O psicólogo Miguel Roa, faz algumas recomendações para a família em caso de nomafobia ou vício em tecnologia:

- Ele dá um exemplo de uso responsável da tecnologia.

- Há também o mundo off-line: falamos de relações off-line, por exemplo, jogos de tabuleiro ou jogos sem ecrã, desporto...

- Conheça sem telas: Defina horários e locais sem telas, por exemplo, durante as refeições familiares.

- Desligue-se: Ensine o valor de estar sozinho e desligue-se do trabalho, estudo, amigos e até da família.

- Limites: Esclarecer as regras de uso da tela: horários, espaços, atividades permitidas...

- Educar Evite o uso da tecnologia como uma instalação de acolhimento de crianças.

- O diálogo. Fala como uma família sobre o abuso da tecnologia. Através de perguntas e reflexões ajuda a construir um discurso crítico e verdadeiro sobre o uso da tecnologia.

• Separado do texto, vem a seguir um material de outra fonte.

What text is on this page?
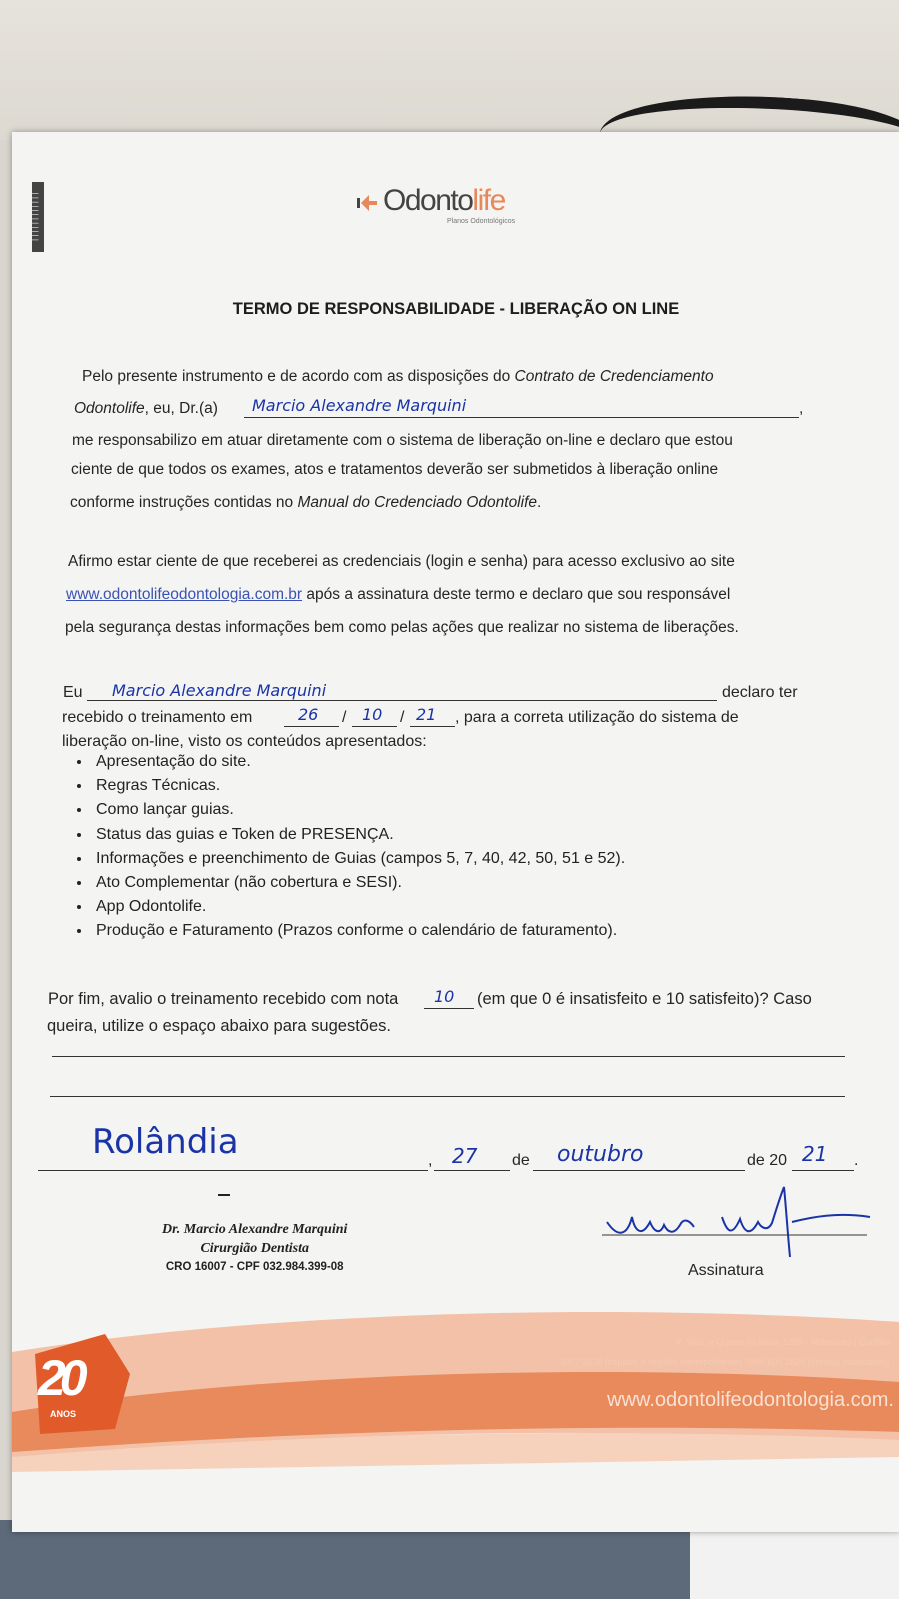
||||||||||||	Odontolife
Planos Odontológicos
TERMO DE RESPONSABILIDADE - LIBERAÇÃO ON LINE
Pelo presente instrumento e de acordo com as disposições do Contrato de Credenciamento
Odontolife, eu, Dr.(a)	,
Marcio Alexandre Marquini
me responsabilizo em atuar diretamente com o sistema de liberação on-line e declaro que estou
ciente de que todos os exames, atos e tratamentos deverão ser submetidos à liberação online
conforme instruções contidas no Manual do Credenciado Odontolife.
Afirmo estar ciente de que receberei as credenciais (login e senha) para acesso exclusivo ao site
www.odontolifeodontologia.com.br após a assinatura deste termo e declaro que sou responsável
pela segurança destas informações bem como pelas ações que realizar no sistema de liberações.
Eu Marcio Alexandre Marquini	declaro ter
recebido o treinamento em	26 / 10 / 21 , para a correta utilização do sistema de
liberação on-line, visto os conteúdos apresentados:
• Apresentação do site.
• Regras Técnicas.
• Como lançar guias.
• Status das guias e Token de PRESENÇA.
• Informações e preenchimento de Guias (campos 5, 7, 40, 42, 50, 51 e 52).
• Ato Complementar (não cobertura e SESI).
• App Odontolife.
• Produção e Faturamento (Prazos conforme o calendário de faturamento).
Por fim, avalio o treinamento recebido com nota 10 (em que 0 é insatisfeito e 10 satisfeito)? Caso
queira, utilize o espaço abaixo para sugestões.
Rolândia	, 27 de outubro	de 20 21 .
Dr. Marcio Alexandre Marquini
Cirurgião Dentista
CRO 16007 - CPF 032.984.399-08	Assinatura
20
ANOS
R. Visc. e Quarto de Maio, 1365 - Rebouças | Curitiba
4007 2828 (capitais e regiões metropolitanas) 0800 600 2828 (demais localidades)
www.odontolifeodontologia.com.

Quando se fala das causas do vício em tecnologia, tende a ser semelhante ao início do uso de substâncias. A pessoa procura refúgio na tecnologia para aliviar várias situações como eventos dolorosos, ansiedade social, stress... Diante desta série de problemas, a pessoa procura na tela uma nova realidade nas novas tecnologias. Este processo é normalizado porque é muito diferente socialmente ou da população que procura refúgio numa substância tóxica, e não numa distracção como um jogo de vídeo. Em primeiro lugar, não causa danos à saúde, e a isso devemos acrescentar que a acessibilidade é imediata e a gratificação de recompensas imediatas, como "gosto" nas redes sociais, o que leva as pessoas ao desenvolvimento de um comportamento aditivo.

Embora as consequências do abuso das novas tecnologias possam ser diferentes a nível físico e psicológico. A dependência da tecnologia pode ter consequências como a obesidade e problemas psicológicos. No entanto, uma das principais consequências desta dependência é o isolamento social que produz e a absorção para uma realidade virtual, o que pode gerar sentimentos de solidão e depressão.

É claro que o vício em tecnologia deve ter um tratamento, onde um pilar fundamental é entender que o problema não é o objeto do vício, seja ele redes sociais ou substâncias, mas a pessoa. Por esta razão, as pessoas devem ser tratadas de uma forma personalizada. O tratamento do vício em tecnologia deve abranger todas as áreas da pessoa, levando em conta a família, seu ambiente social, de trabalho ou acadêmico e sua esfera pessoal.